Bahkan setelah kematian pertama dilaporkan pada 11 Januari, komisi terus bersikeras bahwa tidak ada bukti bahwa itu dapat ditularkan di antara manusia atau bahwa pekerja layanan kesehatan telah terpengaruh.
Sepanjang periode kritis ini, ada sedikit liputan berita tentang wabah. Sensor China bekerja dengan rajin untuk menghapus referensi untuk wabah dari ruang publik, yang jauh lebih mudah hari ini daripada selama epidemi SARS, berkat kontrol dramatis pemerintah yang lebih ketat atas internet, media, dan masyarakat sipil. Pihak kepolisian sendiri telah melecehkan orang-orang karena “menyebarkan desas-desus” tentang penyakit ini.
Menurut sebuah penelitian, referensi terhadap wabah di WeChat – sebuah pesan populer Cina, media sosial, dan aplikasi pembayaran seluler – melonjak antara 30 Desember dan 4 Januari, sekitar waktu ketika komisi kesehatan kota Wuhan pertama kali mengakui wabah tersebut. Tetapi menyebutkan penyakit kemudian anjlok.

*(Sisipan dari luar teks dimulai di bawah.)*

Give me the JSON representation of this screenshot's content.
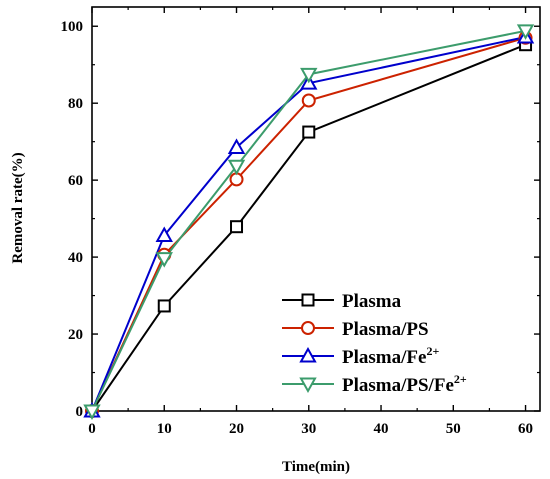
{
  "chart_data": {
    "type": "line",
    "title": "",
    "xlabel": "Time(min)",
    "ylabel": "Removal rate(%)",
    "xlim": [
      0,
      62
    ],
    "ylim": [
      0,
      105
    ],
    "xticks": [
      0,
      10,
      20,
      30,
      40,
      50,
      60
    ],
    "yticks": [
      0,
      20,
      40,
      60,
      80,
      100
    ],
    "grid": false,
    "legend_position": "bottom-right",
    "x": [
      0,
      10,
      20,
      30,
      60
    ],
    "series": [
      {
        "name": "Plasma",
        "name_main": "Plasma",
        "name_sup": "",
        "name_tail": "",
        "color": "#000000",
        "marker": "square",
        "values": [
          0,
          27.3,
          47.9,
          72.5,
          95.2
        ]
      },
      {
        "name": "Plasma/PS",
        "name_main": "Plasma/PS",
        "name_sup": "",
        "name_tail": "",
        "color": "#cc2200",
        "marker": "circle",
        "values": [
          0,
          40.6,
          60.2,
          80.7,
          97.0
        ]
      },
      {
        "name": "Plasma/Fe2+",
        "name_main": "Plasma/Fe",
        "name_sup": "2+",
        "name_tail": "",
        "color": "#0000cc",
        "marker": "triangle-up",
        "values": [
          0,
          45.6,
          68.5,
          85.2,
          97.2
        ]
      },
      {
        "name": "Plasma/PS/Fe2+",
        "name_main": "Plasma/PS/Fe",
        "name_sup": "2+",
        "name_tail": "",
        "color": "#3c9c6c",
        "marker": "triangle-down",
        "values": [
          0,
          39.6,
          63.6,
          87.5,
          98.8
        ]
      }
    ]
  }
}
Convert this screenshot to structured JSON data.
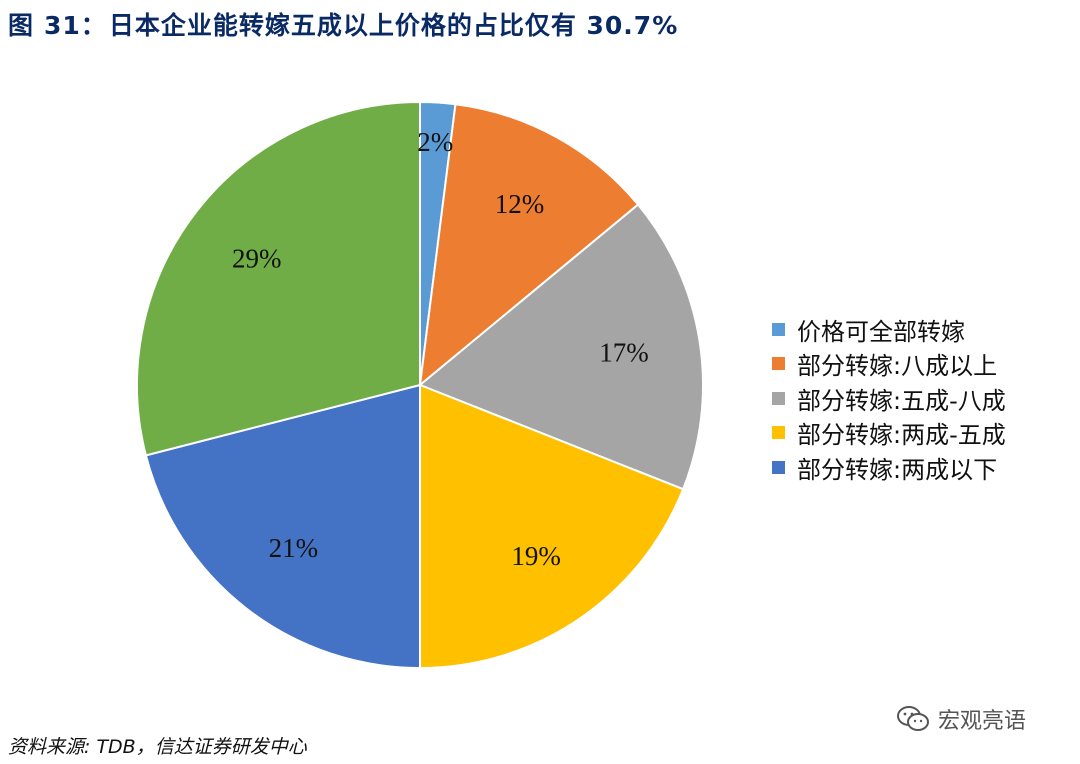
{
  "header": {
    "figure_label": "图",
    "figure_number": "31：",
    "title": "日本企业能转嫁五成以上价格的占比仅有 30.7%"
  },
  "chart_data": {
    "type": "pie",
    "start_angle_deg": 90,
    "direction": "clockwise",
    "slices": [
      {
        "label": "价格可全部转嫁",
        "value": 2,
        "display": "2%",
        "color": "#5b9bd5"
      },
      {
        "label": "部分转嫁:八成以上",
        "value": 12,
        "display": "12%",
        "color": "#ed7d31"
      },
      {
        "label": "部分转嫁:五成-八成",
        "value": 17,
        "display": "17%",
        "color": "#a5a5a5"
      },
      {
        "label": "部分转嫁:两成-五成",
        "value": 19,
        "display": "19%",
        "color": "#ffc000"
      },
      {
        "label": "部分转嫁:两成以下",
        "value": 21,
        "display": "21%",
        "color": "#4472c4"
      },
      {
        "label": "",
        "value": 29,
        "display": "29%",
        "color": "#70ad47"
      }
    ],
    "legend_position": "right"
  },
  "source": "资料来源: TDB，信达证券研发中心",
  "watermark": {
    "text": "宏观亮语",
    "icon": "wechat-icon"
  }
}
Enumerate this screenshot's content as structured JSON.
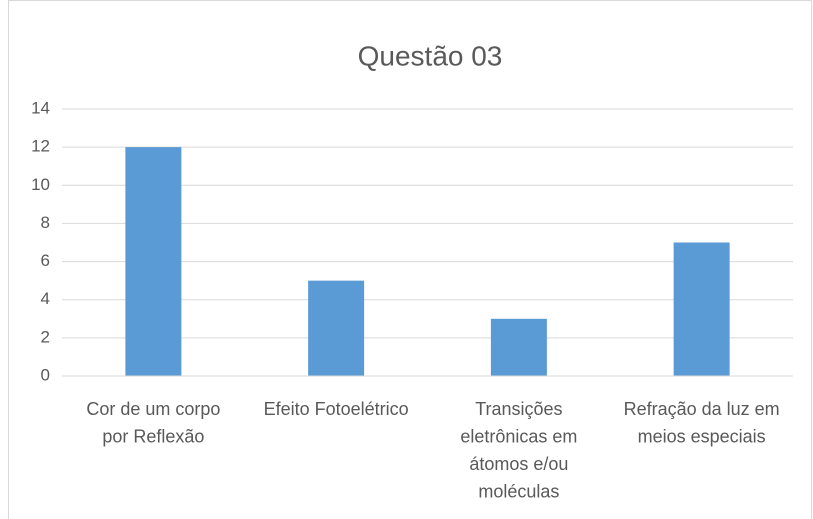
{
  "chart_data": {
    "type": "bar",
    "title": "Questão 03",
    "categories": [
      "Cor de um corpo por Reflexão",
      "Efeito Fotoelétrico",
      "Transições eletrônicas em átomos e/ou moléculas",
      "Refração da luz em meios especiais"
    ],
    "values": [
      12,
      5,
      3,
      7
    ],
    "color": "#5b9bd5",
    "ylim": [
      0,
      14
    ],
    "yticks": [
      0,
      2,
      4,
      6,
      8,
      10,
      12,
      14
    ],
    "grid": true
  }
}
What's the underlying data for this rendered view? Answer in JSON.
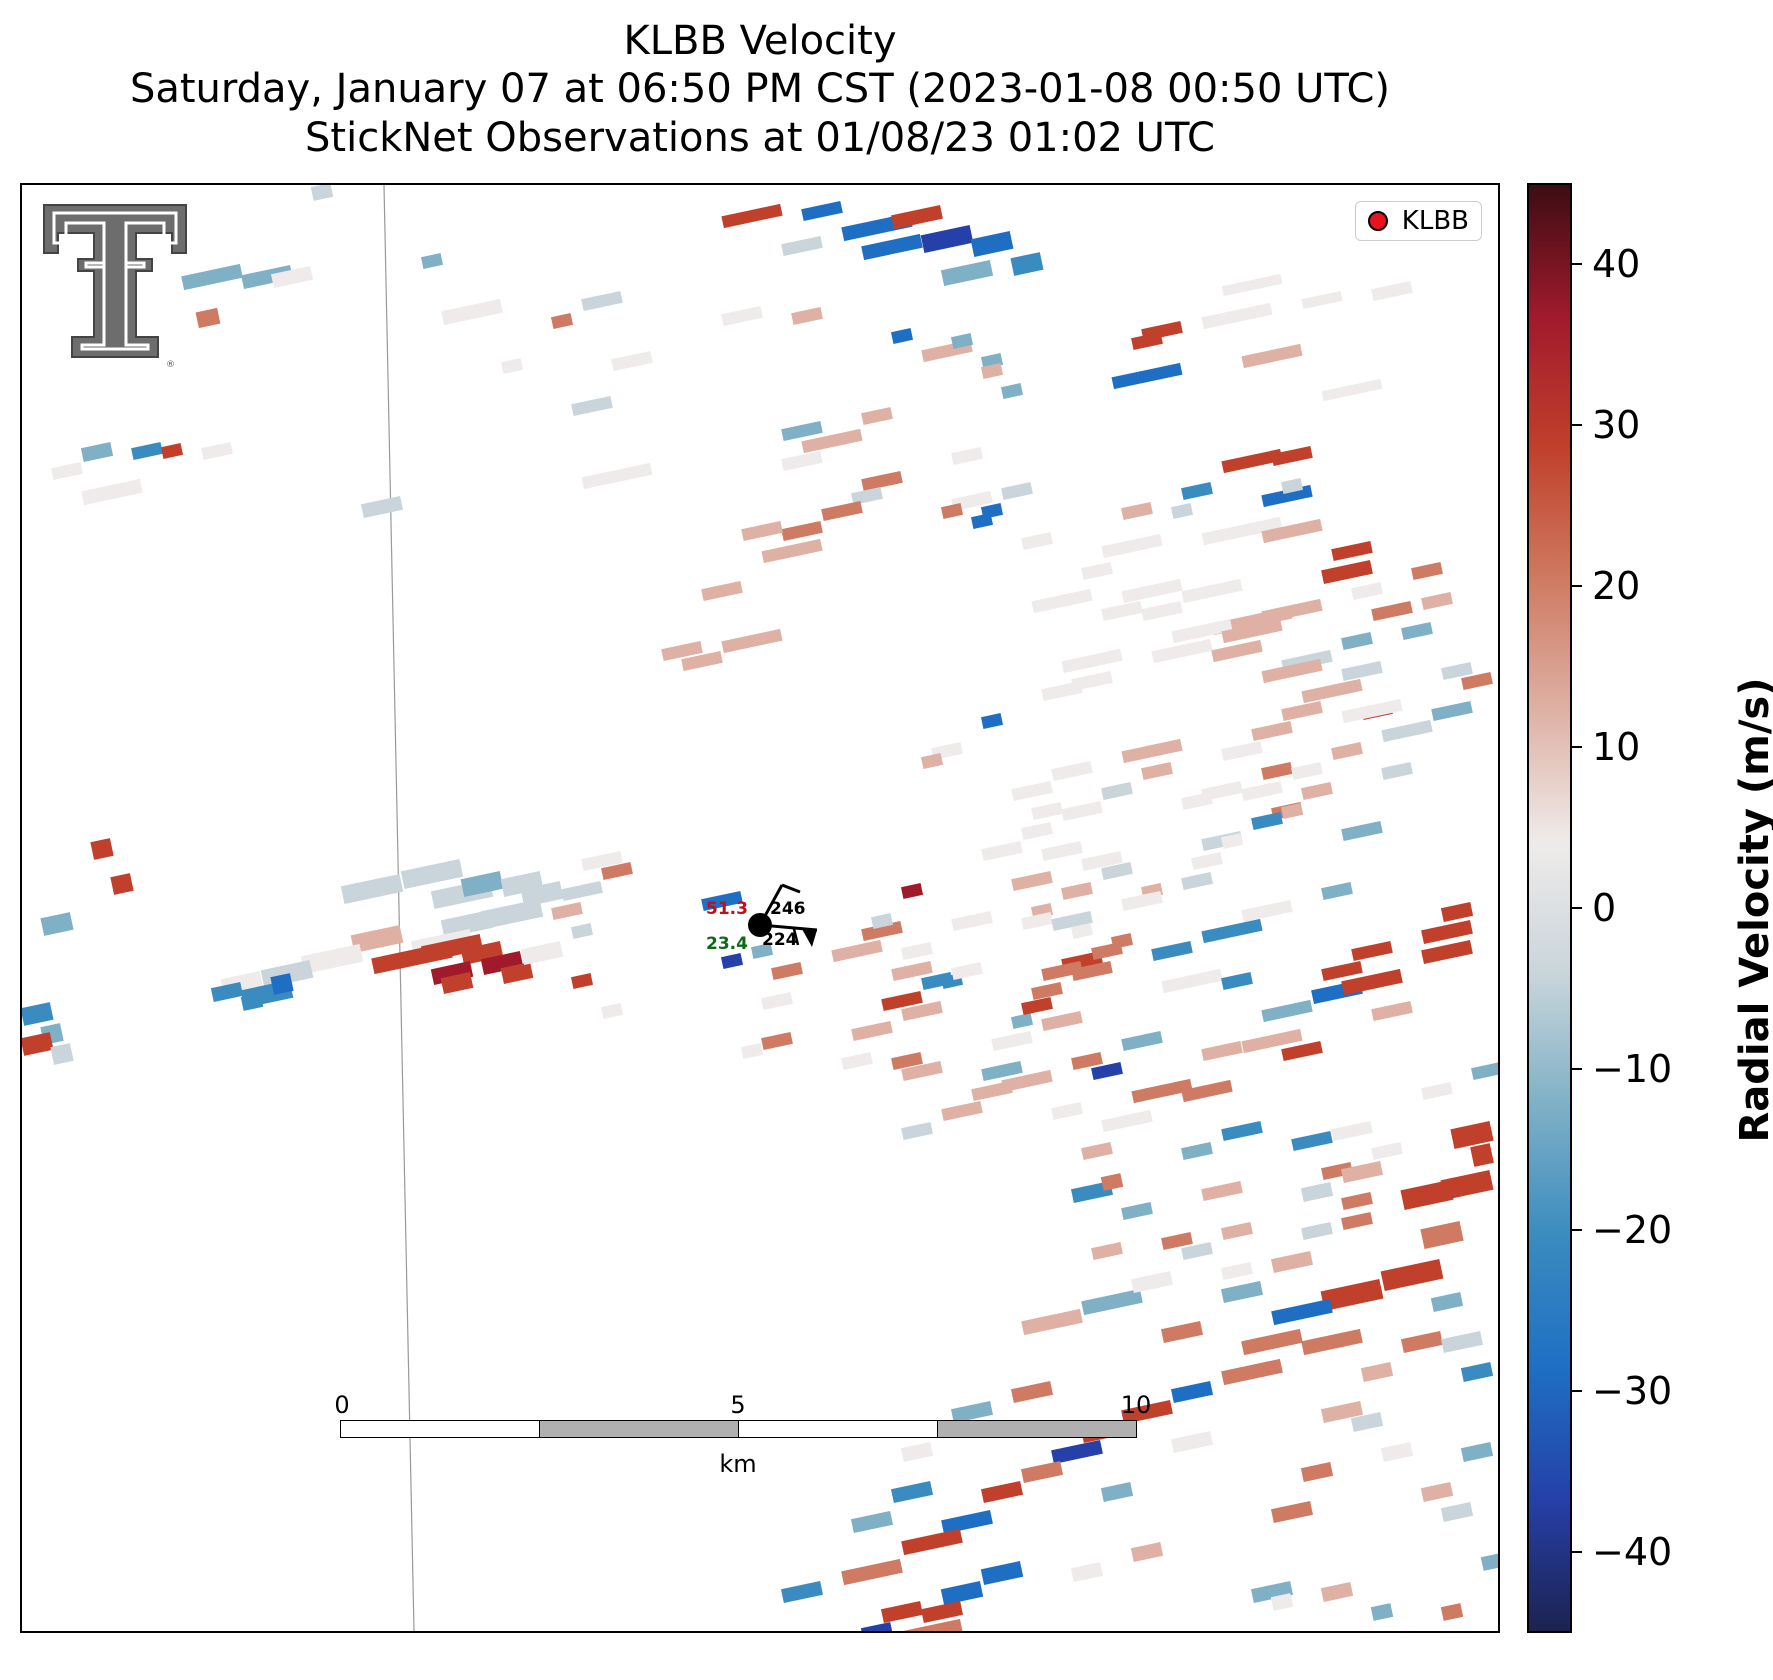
{
  "title": {
    "line1": "KLBB Velocity",
    "line2": "Saturday, January 07 at 06:50 PM CST (2023-01-08 00:50 UTC)",
    "line3": "StickNet Observations at 01/08/23 01:02 UTC"
  },
  "legend": {
    "label": "KLBB",
    "marker_color": "#e8131c"
  },
  "scalebar": {
    "ticks": [
      "0",
      "5",
      "10"
    ],
    "unit": "km"
  },
  "colorbar": {
    "label": "Radial Velocity (m/s)",
    "range": [
      -45,
      45
    ],
    "ticks": [
      {
        "value": 40,
        "label": "40"
      },
      {
        "value": 30,
        "label": "30"
      },
      {
        "value": 20,
        "label": "20"
      },
      {
        "value": 10,
        "label": "10"
      },
      {
        "value": 0,
        "label": "0"
      },
      {
        "value": -10,
        "label": "−10"
      },
      {
        "value": -20,
        "label": "−20"
      },
      {
        "value": -30,
        "label": "−30"
      },
      {
        "value": -40,
        "label": "−40"
      }
    ],
    "colors": [
      "#1c2350",
      "#2540a8",
      "#1e6fc4",
      "#3a8bbf",
      "#7fb0c6",
      "#c9d5db",
      "#efebea",
      "#deb1a4",
      "#cf7a62",
      "#c0402b",
      "#a01a2c",
      "#3c0d12"
    ]
  },
  "station": {
    "value_red": "51.3",
    "value_green": "23.4",
    "value_top": "246",
    "value_bottom": "224"
  },
  "logo": {
    "name": "texas-tech-double-t-logo",
    "registered": "®"
  }
}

Referensi ke coronavirus baru naik sedikit pada 11 Januari, ketika kematian pertama dilaporkan, tetapi kemudian dengan cepat menghilang lagi. Baru setelah 20 Januari – menyusul 136 laporan kasus baru di Wuhan, serta kasus-kasus di Beijing dan Guangdong – pemerintah membatalkan upaya sensornya. Menyebutkan coronavirus meledak.
Sekali lagi, upaya pemerintah China untuk melindungi citranya terbukti mahal, karena mereka merusak upaya penahanan awal. Pihak berwenang sejak itu mengganti persneling, dan strategi mereka sekarang tampaknya menunjukkan betapa seriusnya pemerintah menangani penyakit ini dengan memberlakukan tindakan drastis: larangan bepergian secara menyeluruh ke Wuhan dan kota-kota tetangga di provinsi Hubei, yang bersama-sama memiliki populasi 35 juta .
Pada titik ini, tidak jelas apakah dan sejauh mana langkah-langkah ini diperlukan atau efektif. Yang jelas adalah bahwa kesalahan penanganan awal koronavirus Tiongkok berarti bahwa ribuan orang akan terinfeksi, ratusan mungkin mati, dan ekonomi, yang sudah dilemahkan oleh hutang dan perang dagang, akan mendapat pukulan lain.
Tetapi mungkin bagian paling tragis dari kisah ini adalah bahwa hanya ada sedikit alasan untuk berharap bahwa waktu berikutnya akan berbeda.